I stare down at Elena. She's beautiful, and amazing in bed. She's my best friend's little sister. How the fuck am I going to tell him what I did without him wanting to kill me? I sit down on the end of the bed and rake my hands through my hair.

"Simple." I look up into the ocean blue eyes of my living angel.

"Shit. I'm sorry I woke you." I scramble to stand up, as she gets on her knees and kneels on the bed in front of me. The movement causes the send of her coconut body lotion to surround me, making me want her again.

"It's okay, I've been awake since you left the bed. It was cold." She smiles at me. "What were you thinking about?"

I sigh, "I was thinking about how to tell Trav about this whole situation." I gesture towards the messed up sheets, "without him wanting to murder me cold blooded."

"Shhh," She reaches out, slowly like she's comforting an abused animal, "we aren't going to tell him." She reaches down and yanks down my boxers before gracefully climbing off the bed, her eyes never leaving mine, like a cat stalking its prey. She gets on her knees in front of me, taking my most prized possession in her hand. "You and I are going to be each other's dirty little secrets." She smirks before she puts her mouth on me.

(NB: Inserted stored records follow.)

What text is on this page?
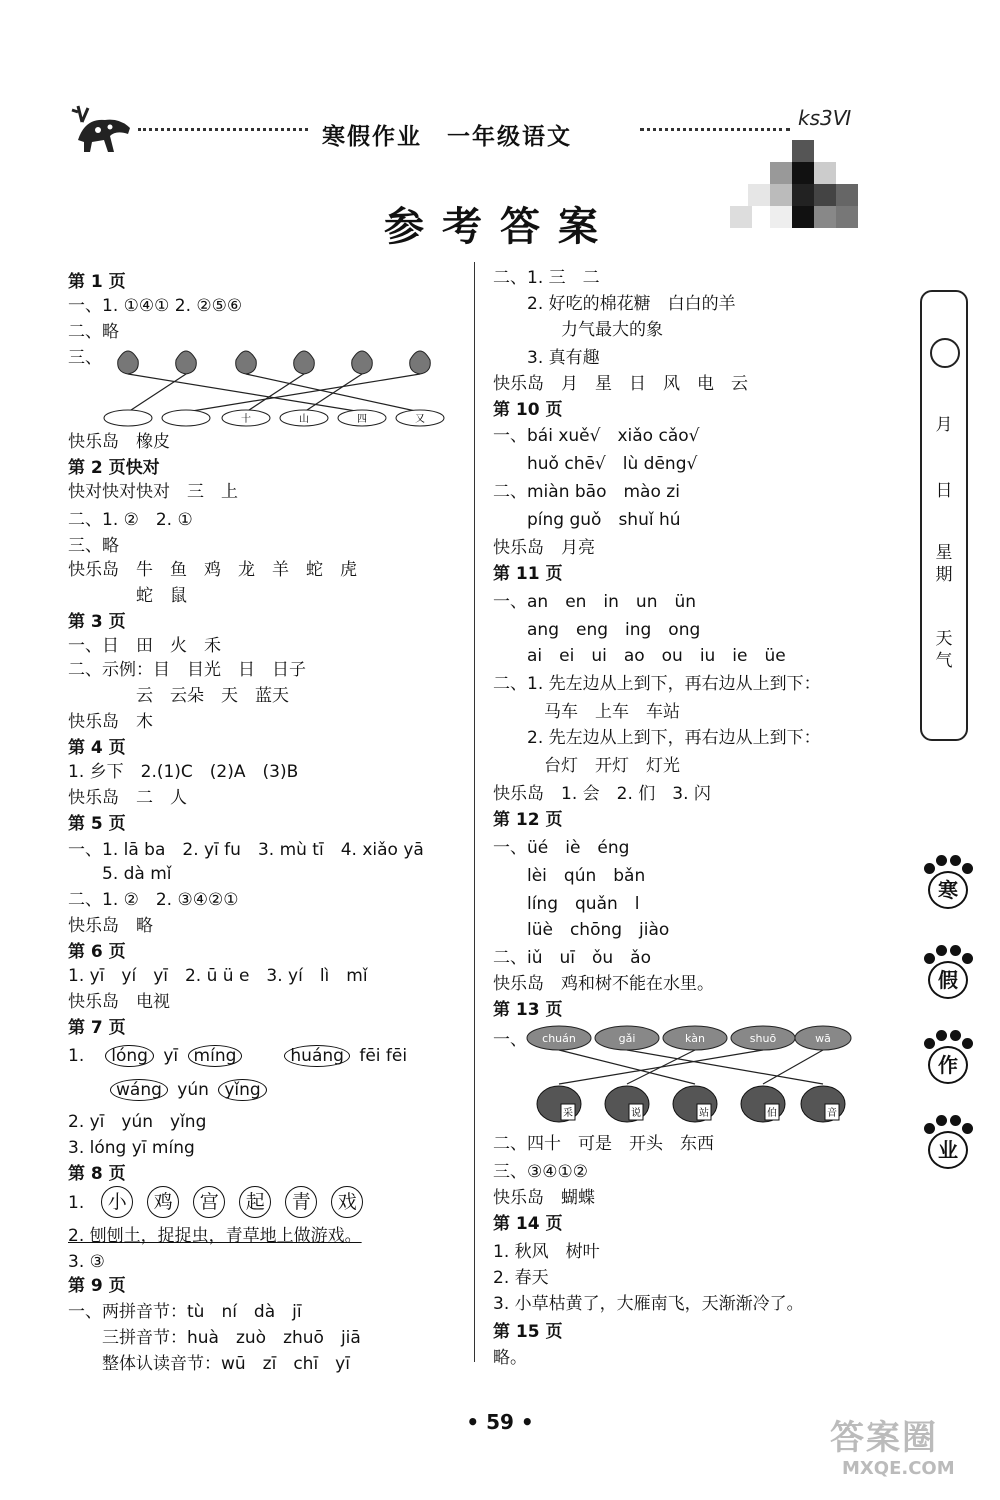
寒假作业　一年级语文
ks3Ⅵ
参考答案
第 1 页
一、1. ①④① 2. ②⑤⑥
二、略
三、
十	山	四	又
快乐岛　橡皮
第 2 页快对
快对快对快对　三　上
二、1. ②　2. ①
三、略
快乐岛　牛　鱼　鸡　龙　羊　蛇　虎
　　　　蛇　鼠
第 3 页
一、日　田　火　禾
二、示例：目　目光　日　日子
　　　　云　云朵　天　蓝天
快乐岛　木
第 4 页
1. 乡下　2.(1)C　(2)A　(3)B
快乐岛　二　人
第 5 页
一、1. lā ba　2. yī fu　3. mù tī　4. xiǎo yā
　　5. dà mǐ
二、1. ②　2. ③④②①
快乐岛　略
第 6 页
1. yī　yí　yī　2. ū ü e　3. yí　lì　mǐ
快乐岛　电视
第 7 页
1.　 lóng yī míng　　	huáng fēi fēi
wáng yún yǐng
2. yī　yún　yǐng
3. lóng yī míng
第 8 页
1.　 小 鸡 宫 起 青 戏
2. 刨刨土，捉捉虫，青草地上做游戏。
3. ③
第 9 页
一、两拼音节：tù　ní　dà　jī
　　三拼音节：huà　zuò　zhuō　jiā
　　整体认读音节：wū　zī　chī　yī
二、1. 三　二
　　2. 好吃的棉花糖　白白的羊
　　　　力气最大的象
　　3. 真有趣
快乐岛　月　星　日　风　电　云
第 10 页
一、bái xuě√　xiǎo cǎo√
　　huǒ chē√　lù dēng√
二、miàn bāo　mào zi
　　píng guǒ　shuǐ hú
快乐岛　月亮
第 11 页
一、an　en　in　un　ün
　　ang　eng　ing　ong
　　ai　ei　ui　ao　ou　iu　ie　üe
二、1. 先左边从上到下，再右边从上到下：
　　　马车　上车　车站
　　2. 先左边从上到下，再右边从上到下：
　　　台灯　开灯　灯光
快乐岛　1. 会　2. 们　3. 闪
第 12 页
一、üé　iè　éng
　　lèi　qún　bǎn
　　líng　quǎn　l
　　lüè　chōng　jiào
二、iǔ　uī　ǒu　ǎo
快乐岛　鸡和树不能在水里。
第 13 页
一、 chuán	gǎi	kàn	shuō	wā
采	说	站	伯	音
二、四十　可是　开头　东西
三、③④①②
快乐岛　蝴蝶
第 14 页
1. 秋风　树叶
2. 春天
3. 小草枯黄了，大雁南飞，天渐渐冷了。
第 15 页
略。
月
日
星期
天气
寒
假
作
业
• 59 •	答案圈
MXQE.COM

Looking back on it, I guess I always had a feeling that Elena was always more Devil than life saving Angel.


	3. Chapter 3

_"I thought you were a hurricane_  
 _Turns out you were the summer rain"_

Chapter Three

"Mom!" I call down the stairs. I'm raking a brush through my dark brown hair and rushing to apply the slightest hint of lip-gloss and a bit of mascara. I would be out the door already if I could just find my lucky leather jacket. It's my first official day living in New York City, and my first day attending classes at NYU, and… I'm running late. _Go Figure._

Thank god mothers have this knack for reading their child's thoughts. "I left it hanging on your hook by the front door, Ana!" My mother, Carla, calls up to me.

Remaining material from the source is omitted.